On Saturday, I spend the morning locating the outlet vent and installing the ceiling hangers for the unit heater, which I should be installing next weekend.
I took Saturday afternoon off to pull the engine out of my Subaru snow car for what I thought would be a routine clutch change. Unfortunately, it turns out that the bad-clutch feel was actually because the spherical pivot stud for the throwout arm had broken off the bell housing. So instead of putting the engine back in that night, I ended up on parts hold needing a new pivot stud and two new throwout bearing clips. I also needed to remove the remains of the old pivot stud from the bell housing.
Sunday morning, a trip to Kragen Auto yielded a new EZ-out set and some cheap Ti-coated drills. The broken stud yielded to logic and the ministrations of a tool-bearing mammal.

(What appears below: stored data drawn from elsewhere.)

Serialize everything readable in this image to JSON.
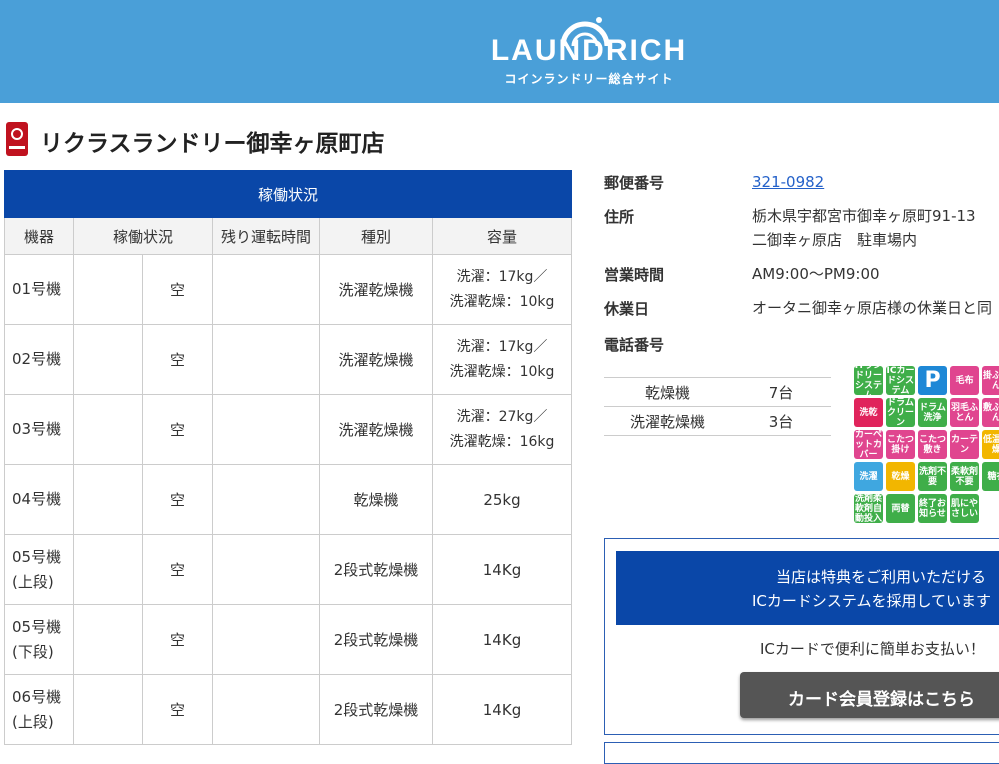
{
  "header": {
    "logo_text": "LAUNDRICH",
    "logo_sub": "コインランドリー総合サイト",
    "color": "#4a9fd8"
  },
  "store": {
    "name": "リクラスランドリー御幸ヶ原町店",
    "icon": "store-marker-icon"
  },
  "status_table": {
    "caption": "稼働状況",
    "headers": [
      "機器",
      "稼働状況",
      "残り運転時間",
      "種別",
      "容量"
    ],
    "rows": [
      {
        "machine": "01号機",
        "status": "空",
        "remaining": "",
        "type": "洗濯乾燥機",
        "cap1": "洗濯：17kg／",
        "cap2": "洗濯乾燥：10kg"
      },
      {
        "machine": "02号機",
        "status": "空",
        "remaining": "",
        "type": "洗濯乾燥機",
        "cap1": "洗濯：17kg／",
        "cap2": "洗濯乾燥：10kg"
      },
      {
        "machine": "03号機",
        "status": "空",
        "remaining": "",
        "type": "洗濯乾燥機",
        "cap1": "洗濯：27kg／",
        "cap2": "洗濯乾燥：16kg"
      },
      {
        "machine": "04号機",
        "status": "空",
        "remaining": "",
        "type": "乾燥機",
        "cap1": "25kg",
        "cap2": ""
      },
      {
        "machine": "05号機",
        "machine2": "(上段)",
        "status": "空",
        "remaining": "",
        "type": "2段式乾燥機",
        "cap1": "14Kg",
        "cap2": ""
      },
      {
        "machine": "05号機",
        "machine2": "(下段)",
        "status": "空",
        "remaining": "",
        "type": "2段式乾燥機",
        "cap1": "14Kg",
        "cap2": ""
      },
      {
        "machine": "06号機",
        "machine2": "(上段)",
        "status": "空",
        "remaining": "",
        "type": "2段式乾燥機",
        "cap1": "14Kg",
        "cap2": ""
      }
    ]
  },
  "info": {
    "postal_label": "郵便番号",
    "postal_value": "321-0982",
    "address_label": "住所",
    "address_line1": "栃木県宇都宮市御幸ヶ原町91-13",
    "address_line2": "二御幸ヶ原店　駐車場内",
    "hours_label": "営業時間",
    "hours_value": "AM9:00〜PM9:00",
    "holiday_label": "休業日",
    "holiday_value": "オータニ御幸ヶ原店様の休業日と同",
    "phone_label": "電話番号",
    "phone_value": ""
  },
  "machines": [
    {
      "name": "乾燥機",
      "count": "7台"
    },
    {
      "name": "洗濯乾燥機",
      "count": "3台"
    }
  ],
  "badges": [
    {
      "text": "ITランドリーシステム",
      "color": "#3fae49"
    },
    {
      "text": "ICカードシステム",
      "color": "#3fae49"
    },
    {
      "text": "P",
      "color": "#1e88d6"
    },
    {
      "text": "毛布",
      "color": "#e0458f"
    },
    {
      "text": "掛ふとん",
      "color": "#e0458f"
    },
    {
      "text": "洗乾",
      "color": "#e0245c"
    },
    {
      "text": "ドラムクリーン",
      "color": "#3fae49"
    },
    {
      "text": "ドラム洗浄",
      "color": "#3fae49"
    },
    {
      "text": "羽毛ふとん",
      "color": "#e0458f"
    },
    {
      "text": "敷ふとん",
      "color": "#e0458f"
    },
    {
      "text": "カーペットカバー",
      "color": "#e0458f"
    },
    {
      "text": "こたつ掛け",
      "color": "#e0458f"
    },
    {
      "text": "こたつ敷き",
      "color": "#e0458f"
    },
    {
      "text": "カーテン",
      "color": "#e0458f"
    },
    {
      "text": "低温乾燥",
      "color": "#f2b600"
    },
    {
      "text": "洗濯",
      "color": "#3fa7e0"
    },
    {
      "text": "乾燥",
      "color": "#f2b600"
    },
    {
      "text": "洗剤不要",
      "color": "#3fae49"
    },
    {
      "text": "柔軟剤不要",
      "color": "#3fae49"
    },
    {
      "text": "糖衣",
      "color": "#3fae49"
    },
    {
      "text": "洗剤柔軟剤自動投入",
      "color": "#3fae49"
    },
    {
      "text": "両替",
      "color": "#3fae49"
    },
    {
      "text": "終了お知らせ",
      "color": "#3fae49"
    },
    {
      "text": "肌にやさしい",
      "color": "#3fae49"
    }
  ],
  "ic": {
    "line1": "当店は特典をご利用いただける",
    "line2": "ICカードシステムを採用しています",
    "note": "ICカードで便利に簡単お支払い！",
    "button": "カード会員登録はこちら"
  }
}
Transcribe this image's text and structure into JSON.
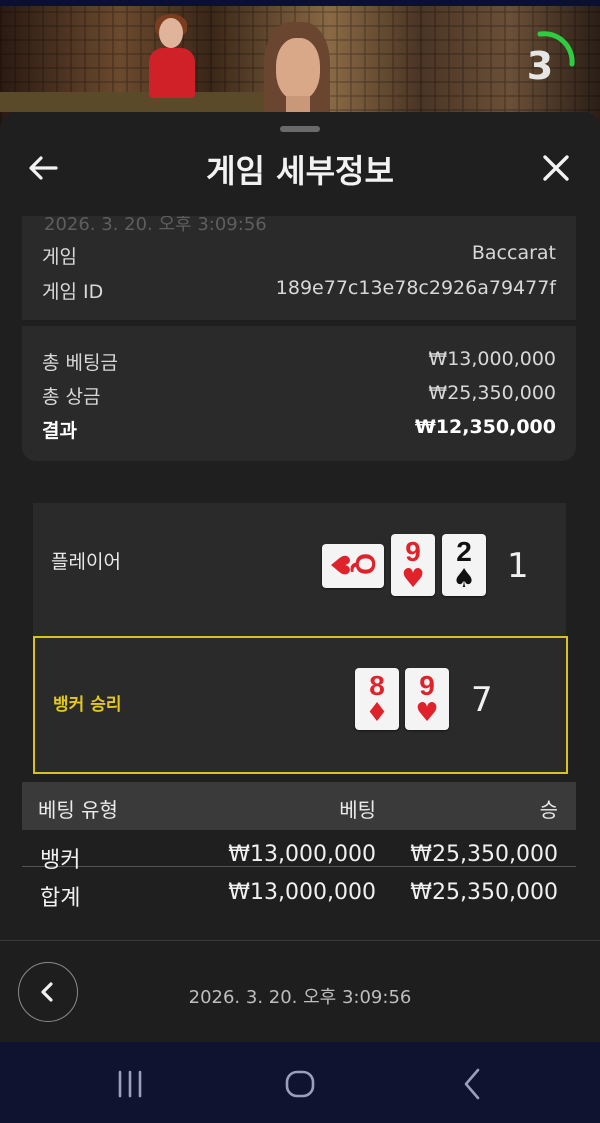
{
  "video": {
    "countdown": "3",
    "accent_color": "#2ecc40"
  },
  "sheet": {
    "title": "게임 세부정보",
    "back_icon": "arrow-left-icon",
    "close_icon": "close-icon"
  },
  "info": {
    "timestamp": "2026. 3. 20. 오후 3:09:56",
    "game_label": "게임",
    "game_value": "Baccarat",
    "game_id_label": "게임 ID",
    "game_id_value": "189e77c13e78c2926a79477f"
  },
  "totals": {
    "total_bet_label": "총 베팅금",
    "total_bet_value": "₩13,000,000",
    "total_win_label": "총 상금",
    "total_win_value": "₩25,350,000",
    "result_label": "결과",
    "result_value": "₩12,350,000"
  },
  "hands": {
    "player": {
      "label": "플레이어",
      "score": "1",
      "cards": [
        {
          "rank": "Q",
          "suit": "♥",
          "color": "red",
          "rotated": true
        },
        {
          "rank": "9",
          "suit": "♥",
          "color": "red"
        },
        {
          "rank": "2",
          "suit": "♠",
          "color": "black"
        }
      ]
    },
    "banker": {
      "label": "뱅커 승리",
      "score": "7",
      "highlight_color": "#d9c21b",
      "cards": [
        {
          "rank": "8",
          "suit": "♦",
          "color": "red"
        },
        {
          "rank": "9",
          "suit": "♥",
          "color": "red"
        }
      ]
    }
  },
  "bet_table": {
    "columns": [
      "베팅 유형",
      "베팅",
      "승"
    ],
    "rows": [
      {
        "type": "뱅커",
        "bet": "₩13,000,000",
        "win": "₩25,350,000"
      },
      {
        "type": "합계",
        "bet": "₩13,000,000",
        "win": "₩25,350,000"
      }
    ]
  },
  "footer": {
    "timestamp": "2026. 3. 20. 오후 3:09:56",
    "prev_icon": "chevron-left-icon"
  },
  "navbar": {
    "recents_icon": "recents-icon",
    "home_icon": "home-icon",
    "back_icon": "back-icon"
  }
}
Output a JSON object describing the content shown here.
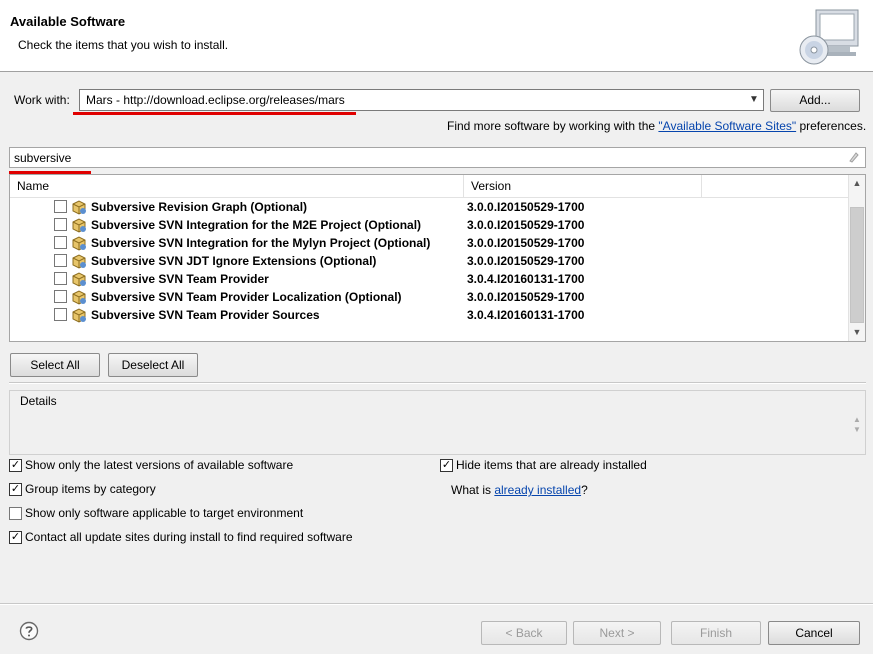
{
  "header": {
    "title": "Available Software",
    "subtitle": "Check the items that you wish to install."
  },
  "work_with": {
    "label": "Work with:",
    "value": "Mars - http://download.eclipse.org/releases/mars",
    "add_button": "Add..."
  },
  "find_more": {
    "prefix": "Find more software by working with the ",
    "link": "\"Available Software Sites\"",
    "suffix": " preferences."
  },
  "filter": {
    "value": "subversive"
  },
  "table": {
    "columns": [
      "Name",
      "Version"
    ],
    "rows": [
      {
        "name": "Subversive Revision Graph (Optional)",
        "version": "3.0.0.I20150529-1700"
      },
      {
        "name": "Subversive SVN Integration for the M2E Project (Optional)",
        "version": "3.0.0.I20150529-1700"
      },
      {
        "name": "Subversive SVN Integration for the Mylyn Project (Optional)",
        "version": "3.0.0.I20150529-1700"
      },
      {
        "name": "Subversive SVN JDT Ignore Extensions (Optional)",
        "version": "3.0.0.I20150529-1700"
      },
      {
        "name": "Subversive SVN Team Provider",
        "version": "3.0.4.I20160131-1700"
      },
      {
        "name": "Subversive SVN Team Provider Localization (Optional)",
        "version": "3.0.0.I20150529-1700"
      },
      {
        "name": "Subversive SVN Team Provider Sources",
        "version": "3.0.4.I20160131-1700"
      }
    ]
  },
  "buttons": {
    "select_all": "Select All",
    "deselect_all": "Deselect All",
    "back": "< Back",
    "next": "Next >",
    "finish": "Finish",
    "cancel": "Cancel"
  },
  "details": {
    "label": "Details"
  },
  "options": {
    "latest_versions": {
      "label": "Show only the latest versions of available software",
      "checked": true
    },
    "group_by_category": {
      "label": "Group items by category",
      "checked": true
    },
    "applicable_only": {
      "label": "Show only software applicable to target environment",
      "checked": false
    },
    "contact_sites": {
      "label": "Contact all update sites during install to find required software",
      "checked": true
    },
    "hide_installed": {
      "label": "Hide items that are already installed",
      "checked": true
    }
  },
  "what_is": {
    "prefix": "What is ",
    "link": "already installed",
    "suffix": "?"
  },
  "icons": {
    "header": "cd-computer-icon",
    "package": "feature-package-icon",
    "help": "help-icon",
    "clear": "clear-filter-icon"
  },
  "colors": {
    "highlight_underline": "#e00000",
    "link": "#0645ad"
  }
}
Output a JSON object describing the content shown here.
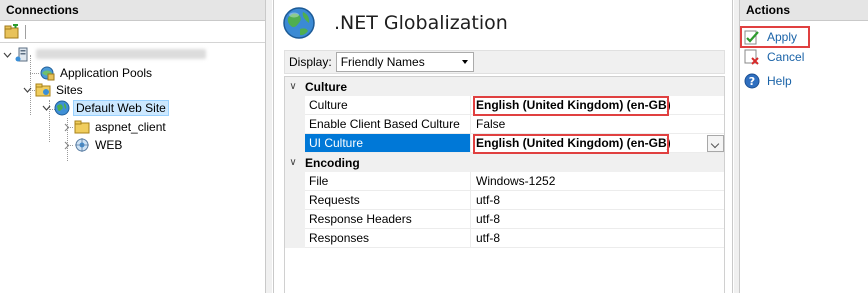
{
  "connections": {
    "title": "Connections",
    "tree": {
      "server": "",
      "app_pools": "Application Pools",
      "sites": "Sites",
      "default_site": "Default Web Site",
      "aspnet_client": "aspnet_client",
      "web": "WEB"
    }
  },
  "feature": {
    "title": ".NET Globalization",
    "display_label": "Display:",
    "display_value": "Friendly Names"
  },
  "grid": {
    "categories": [
      {
        "name": "Culture",
        "rows": [
          {
            "name": "Culture",
            "value": "English (United Kingdom) (en-GB)"
          },
          {
            "name": "Enable Client Based Culture",
            "value": "False"
          },
          {
            "name": "UI Culture",
            "value": "English (United Kingdom) (en-GB)"
          }
        ]
      },
      {
        "name": "Encoding",
        "rows": [
          {
            "name": "File",
            "value": "Windows-1252"
          },
          {
            "name": "Requests",
            "value": "utf-8"
          },
          {
            "name": "Response Headers",
            "value": "utf-8"
          },
          {
            "name": "Responses",
            "value": "utf-8"
          }
        ]
      }
    ]
  },
  "actions": {
    "title": "Actions",
    "apply": "Apply",
    "cancel": "Cancel",
    "help": "Help"
  },
  "colors": {
    "selection": "#0078d7",
    "highlight_box": "#e04040",
    "link": "#1a63a8"
  }
}
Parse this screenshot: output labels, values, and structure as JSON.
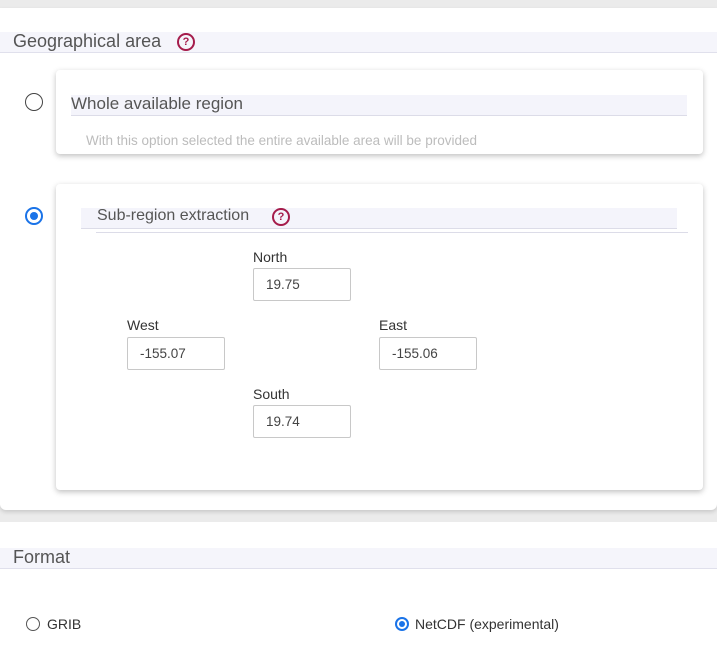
{
  "geo": {
    "heading": "Geographical area",
    "help_glyph": "?",
    "whole": {
      "title": "Whole available region",
      "description": "With this option selected the entire available area will be provided",
      "selected": false
    },
    "subregion": {
      "title": "Sub-region extraction",
      "help_glyph": "?",
      "selected": true,
      "north": {
        "label": "North",
        "value": "19.75"
      },
      "west": {
        "label": "West",
        "value": "-155.07"
      },
      "east": {
        "label": "East",
        "value": "-155.06"
      },
      "south": {
        "label": "South",
        "value": "19.74"
      }
    }
  },
  "format": {
    "heading": "Format",
    "options": [
      {
        "label": "GRIB",
        "selected": false
      },
      {
        "label": "NetCDF (experimental)",
        "selected": true
      }
    ]
  },
  "colors": {
    "accent": "#1a73e8",
    "help": "#a51c4b"
  }
}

Furthermore, I can actually fix the old pivot stud on the lathe by drilling and tapping it for a plain threaded stud of the same size and pitch, and I may do that. But since I have to go to the dealer anyway to get the wire clips, I'll probably just get a new pivot stud while I'm there. Hopefully, the engine will go back in next weekend.
One other thing I did on Sunday morning was to cleco together the unriveted parts of the left wing spar of the old HP-18k project, and stow them away in the rafters of my garage. In rearranging the spars so both would fit, I had to get down the finished right spar. Man, that thing was heavy - it must've weighed about 60 lbs. By comparison, the equivalent part of the HP-24 weighs about 16 lbs. As much as I like aluminum construction, there are some aspects of it that I'm not going to miss.
On Sunday afternoon, I came back to the shop and cut a preliminary vent opening through the wall, and used that to pass through an extension cord to get power on the back side of the building. That let me use a power drill to bore some 1-3/8" holes to route the gas lines through. Then I re-plumbed the propane pipes on the back of the building (which also houses two other shops and an auto repair business) to go only to my shop. When I was done, I had the old propane manifold capped off, and new pipes installed to the heater location, with a gas shut-off valve installed. So now I'm ready for the gas company to do the leak-check and bring in the tank.
What was funny, except not in a ha-ha sort of way, how expensive the heater installation is getting to be. It seems that it takes about 25 or 30 odd little items of hardware, and ten or fifteen feet each of various types of rod, pipe, tubing, wire and conduit, and by the time you leave the hardware store for the fourth or fifth time your wallet is about $120 lighter. And one time, I flashed my Ace Hardware discount card, and the price actually went up two dollars. That one took some software skills to beat down.
Anyhow, this year, winter arrived in the Sierra with a bang. Last weekend, the ski lifts were running T-shirt clad mountain bikers up the hill. This weekend, temperatures reached the high 50s, and the lifts were carrying up the first skiers and 'boarders. It's gonna be nice having a heated shop to carry on the Work in.